From Deseret News archives:
Our faces of Haiti: 4 survivors personify strength, resilience
Last week, the Deseret News team that traveled to Haiti to report on the January earthquake returned to Utah. While in Haiti they slept in tents, near a runway crowded with relief planes and in the grass with earthquake survivors. They ate MREs, typed their stories on BlackBerrys and called in on satellite phones the destruction they saw. But these minor hardships paled in comparison to the suffering they witnessed. They watched a Utah widow save the life of a 4-year-old boy who had lost his arm.
They marveled as a young Haitian bishop tended over his shell-shocked flock of hundreds. And they saw hope and promise in the face of a young mother who gave birth among the destruction. For tens of thousands of Deseret News readers, these stories, and the photos that accompanied them, brought home the crisis in Haiti.

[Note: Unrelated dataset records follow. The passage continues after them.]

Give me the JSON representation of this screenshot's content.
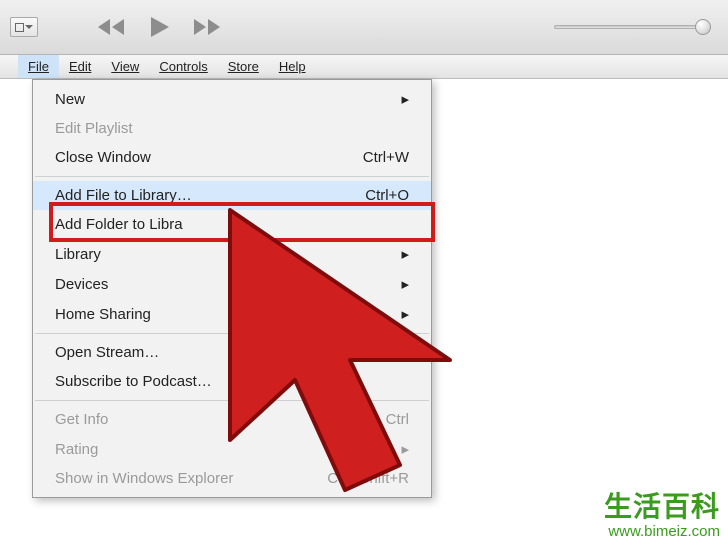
{
  "menubar": {
    "file": "File",
    "edit": "Edit",
    "view": "View",
    "controls": "Controls",
    "store": "Store",
    "help": "Help"
  },
  "dropdown": {
    "new": "New",
    "edit_playlist": "Edit Playlist",
    "close_window": "Close Window",
    "close_window_sc": "Ctrl+W",
    "add_file": "Add File to Library…",
    "add_file_sc": "Ctrl+O",
    "add_folder": "Add Folder to Libra",
    "library": "Library",
    "devices": "Devices",
    "home_sharing": "Home Sharing",
    "open_stream": "Open Stream…",
    "subscribe_podcast": "Subscribe to Podcast…",
    "get_info": "Get Info",
    "get_info_sc": "Ctrl",
    "rating": "Rating",
    "show_explorer": "Show in Windows Explorer",
    "show_explorer_sc": "Ctrl+Shift+R"
  },
  "watermark": {
    "title": "生活百科",
    "url": "www.bimeiz.com"
  }
}
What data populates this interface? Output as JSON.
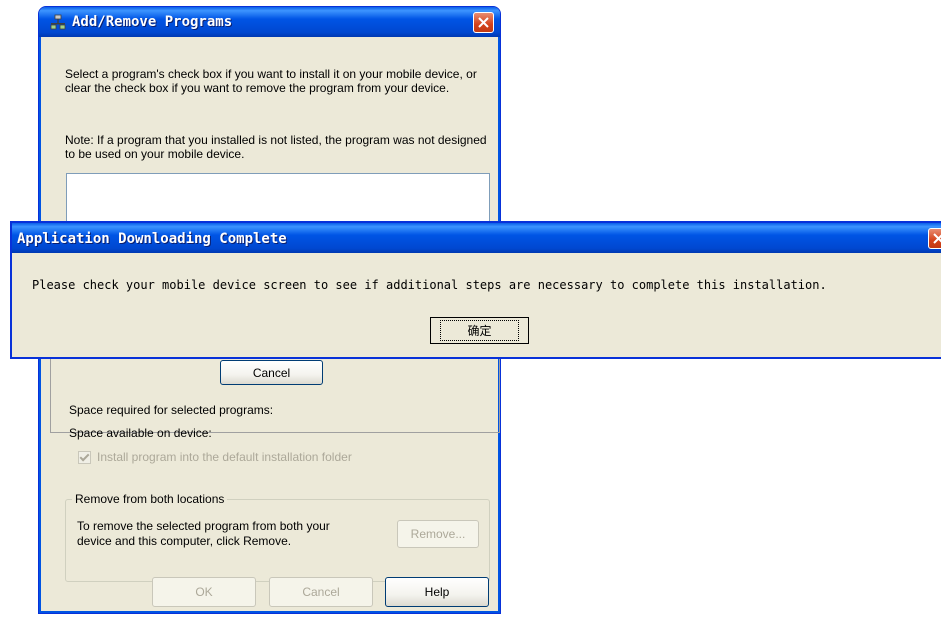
{
  "main_window": {
    "title": "Add/Remove Programs",
    "instructions": "Select a program's check box if you want to install it on your mobile device, or clear the check box if you want to remove the program from your device.",
    "note": "Note:  If a program that you installed is not listed, the program was not designed to be used on your mobile device.",
    "inner_cancel_label": "Cancel",
    "space_required_label": "Space required for selected programs:",
    "space_available_label": "Space available on device:",
    "install_default_folder_label": "Install program into the default installation folder",
    "install_default_folder_checked": true,
    "remove_group": {
      "legend": "Remove from both locations",
      "text": "To remove the selected program from both your device and this computer, click Remove.",
      "remove_label": "Remove..."
    },
    "footer": {
      "ok_label": "OK",
      "cancel_label": "Cancel",
      "help_label": "Help"
    }
  },
  "dialog": {
    "title": "Application Downloading Complete",
    "message": "Please check your mobile device screen to see if additional steps are necessary to complete this installation.",
    "ok_label": "确定"
  }
}
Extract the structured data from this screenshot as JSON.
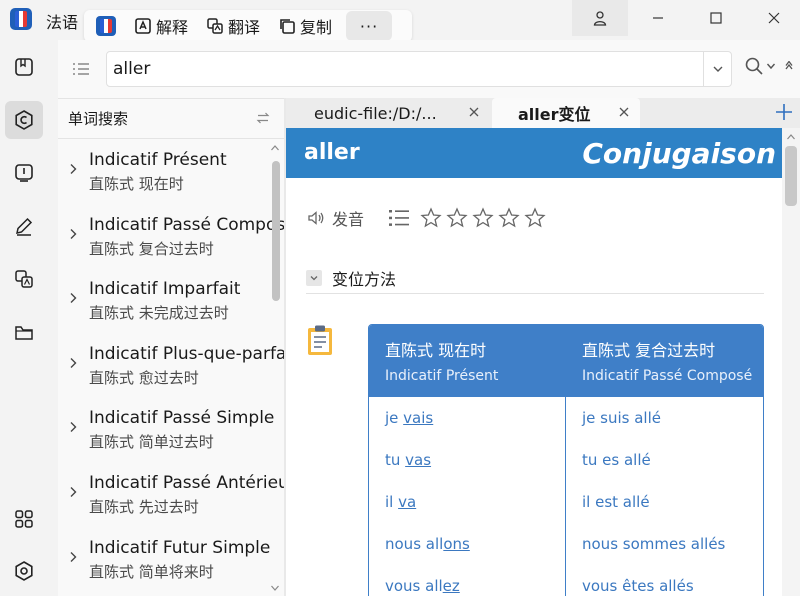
{
  "app": {
    "title": "法语"
  },
  "toolbar": {
    "explain": "解释",
    "translate": "翻译",
    "copy": "复制",
    "more": "···"
  },
  "search": {
    "value": "aller",
    "placeholder": ""
  },
  "wordlist": {
    "header": "单词搜索",
    "items": [
      {
        "title": "Indicatif Présent",
        "sub": "直陈式 现在时"
      },
      {
        "title": "Indicatif Passé Composé",
        "sub": "直陈式 复合过去时"
      },
      {
        "title": "Indicatif Imparfait",
        "sub": "直陈式 未完成过去时"
      },
      {
        "title": "Indicatif Plus-que-parfait",
        "sub": "直陈式 愈过去时"
      },
      {
        "title": "Indicatif Passé Simple",
        "sub": "直陈式 简单过去时"
      },
      {
        "title": "Indicatif Passé Antérieur",
        "sub": "直陈式 先过去时"
      },
      {
        "title": "Indicatif Futur Simple",
        "sub": "直陈式 简单将来时"
      }
    ]
  },
  "tabs": [
    {
      "label": "eudic-file:/D:/..."
    },
    {
      "label": "aller变位"
    }
  ],
  "entry": {
    "word": "aller",
    "brand": "Conjugaison",
    "audio_label": "发音",
    "section_label": "变位方法",
    "columns": [
      {
        "zh": "直陈式 现在时",
        "fr": "Indicatif Présent",
        "rows": [
          {
            "pre": "je ",
            "verb": "vais"
          },
          {
            "pre": "tu ",
            "verb": "vas"
          },
          {
            "pre": "il ",
            "verb": "va"
          },
          {
            "pre": "nous all",
            "verb": "ons"
          },
          {
            "pre": "vous all",
            "verb": "ez"
          }
        ]
      },
      {
        "zh": "直陈式 复合过去时",
        "fr": "Indicatif Passé Composé",
        "rows": [
          {
            "pre": "je suis allé",
            "verb": ""
          },
          {
            "pre": "tu es allé",
            "verb": ""
          },
          {
            "pre": "il est allé",
            "verb": ""
          },
          {
            "pre": "nous sommes allés",
            "verb": ""
          },
          {
            "pre": "vous êtes allés",
            "verb": ""
          }
        ]
      }
    ]
  },
  "colors": {
    "header_blue": "#2e82c6",
    "table_blue": "#3f7fc8",
    "link_blue": "#3b78c0"
  }
}
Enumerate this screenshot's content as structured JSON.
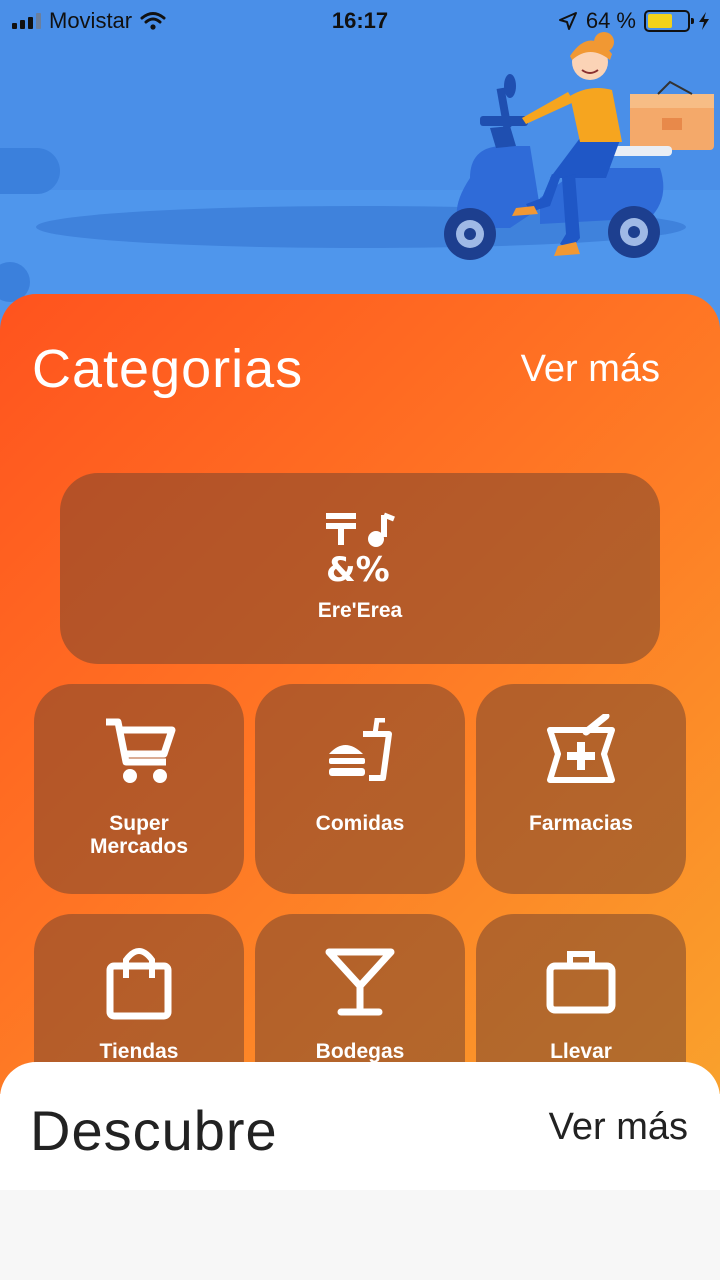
{
  "status_bar": {
    "carrier": "Movistar",
    "time": "16:17",
    "battery_percent": "64 %",
    "icons": [
      "signal-icon",
      "wifi-icon",
      "location-arrow-icon",
      "battery-icon",
      "charging-bolt-icon"
    ]
  },
  "categories_section": {
    "title": "Categorias",
    "see_more": "Ver más",
    "featured": {
      "label": "Ere'Erea",
      "icon": "mixed-symbols-icon"
    },
    "items": [
      {
        "label_lines": [
          "Super",
          "Mercados"
        ],
        "icon": "shopping-cart-icon"
      },
      {
        "label": "Comidas",
        "icon": "fast-food-icon"
      },
      {
        "label": "Farmacias",
        "icon": "pharmacy-mortar-icon"
      },
      {
        "label": "Tiendas",
        "icon": "shopping-bag-icon"
      },
      {
        "label": "Bodegas",
        "icon": "cocktail-glass-icon"
      },
      {
        "label": "Llevar",
        "icon": "briefcase-icon"
      }
    ]
  },
  "discover_section": {
    "title": "Descubre",
    "see_more": "Ver más"
  },
  "colors": {
    "hero_blue": "#4a8fe8",
    "panel_gradient_start": "#ff531e",
    "panel_gradient_end": "#f9a12c",
    "tile_overlay": "rgba(120,70,45,0.55)"
  }
}
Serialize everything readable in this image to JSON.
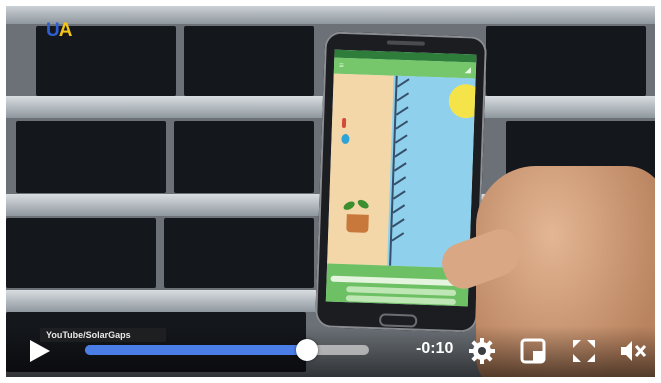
{
  "overlay": {
    "logo_part1": "U",
    "logo_part2": "A",
    "caption": "YouTube/SolarGaps"
  },
  "player": {
    "time_remaining": "-0:10",
    "progress_fraction": 0.78,
    "colors": {
      "progress": "#4a7de6",
      "logo_u": "#2f5fd0",
      "logo_a": "#f2c31b"
    }
  },
  "icons": {
    "play": "play-icon",
    "settings": "gear-icon",
    "pip": "picture-in-picture-icon",
    "fullscreen": "fullscreen-icon",
    "mute": "mute-icon"
  }
}
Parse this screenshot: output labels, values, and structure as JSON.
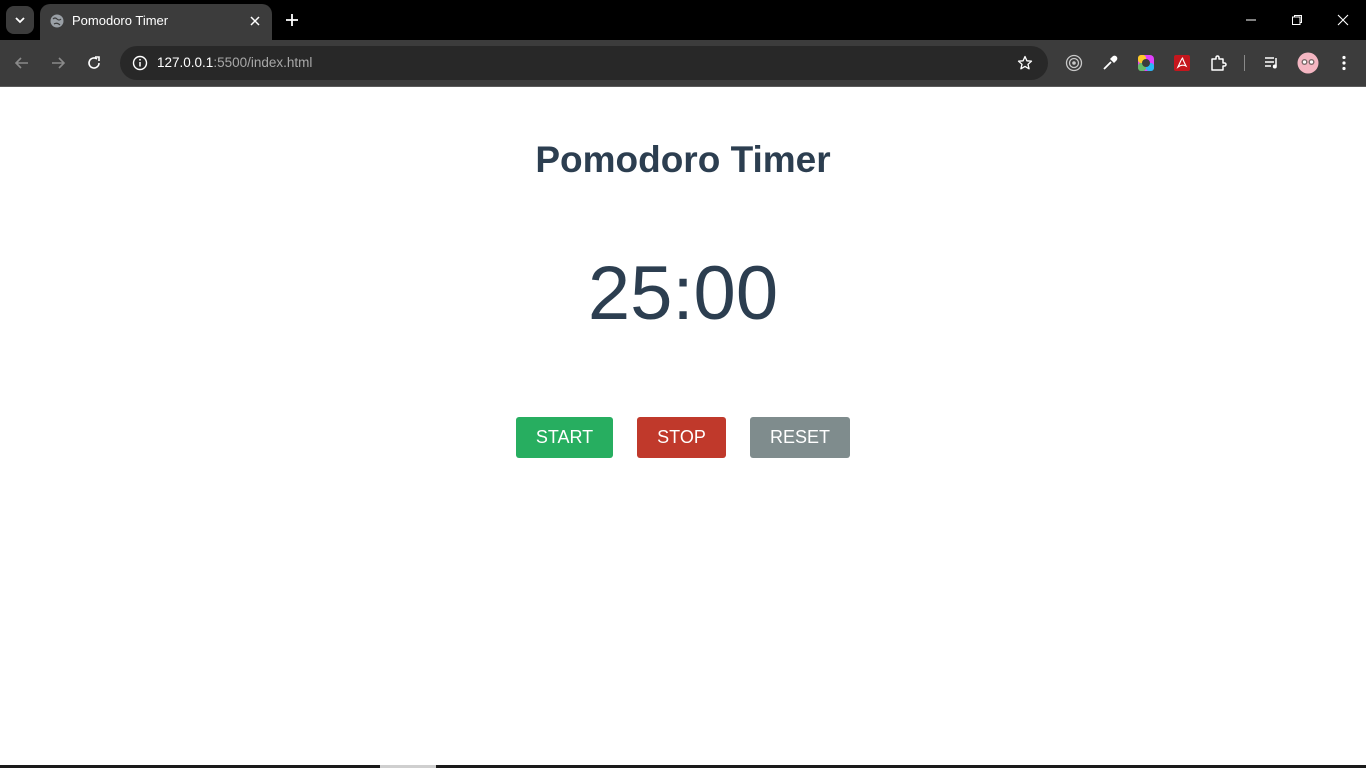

For our journalists, the experience was life-changing. When they returned we asked each to describe a Haitian who embodied what they saw. These are their stories:
Scott Taylor:
For me, the lingering face of Haiti belongs to Daniel Delva, a 27-year-old who embodied hope and humor, dreams and disappointment, resiliency and reality.
His face mirrors many of the emotions I saw borne by the people of earthquake-ravaged Port-au-Prince.
I spent eight days following the LDS Church-sponsored medical team as it treated injured Haitians. We often rode in vehicles driven by Daniel and learned about him through group or individual conversations.
His mother, siblings and home survived the quake. Gone was his college, where he studied accounting but eyed mechanical engineering. A returned LDS missionary, he hoped for marriage and a future family and dreamed of visiting Salt Lake City and attending BYU or BYU-Idaho.
But there were obstacles — English-proficiency tests before college admission, a letter of sponsorship before getting a U.S. visa, and the looming financial costs.
One time, he asked: "Scott, in America, how many meals do you eat a day?" I was embarrassed to answer, knowing our three is at least double that of Haiti's norm.
My last day there, I watched Daniel become a victim of brutality, as three policemen attacked him over a misunderstanding at a rural traffic stop. They shoved and punched him, pulling him out of the car. At one point, he shoved back — the threats and fisticuffs continued, and out came the pistol and handcuffs.
He later told me he had to show he would not be intimidated or they would really have taken advantage of him. Later released without a citation, he shook the hands of his accusers.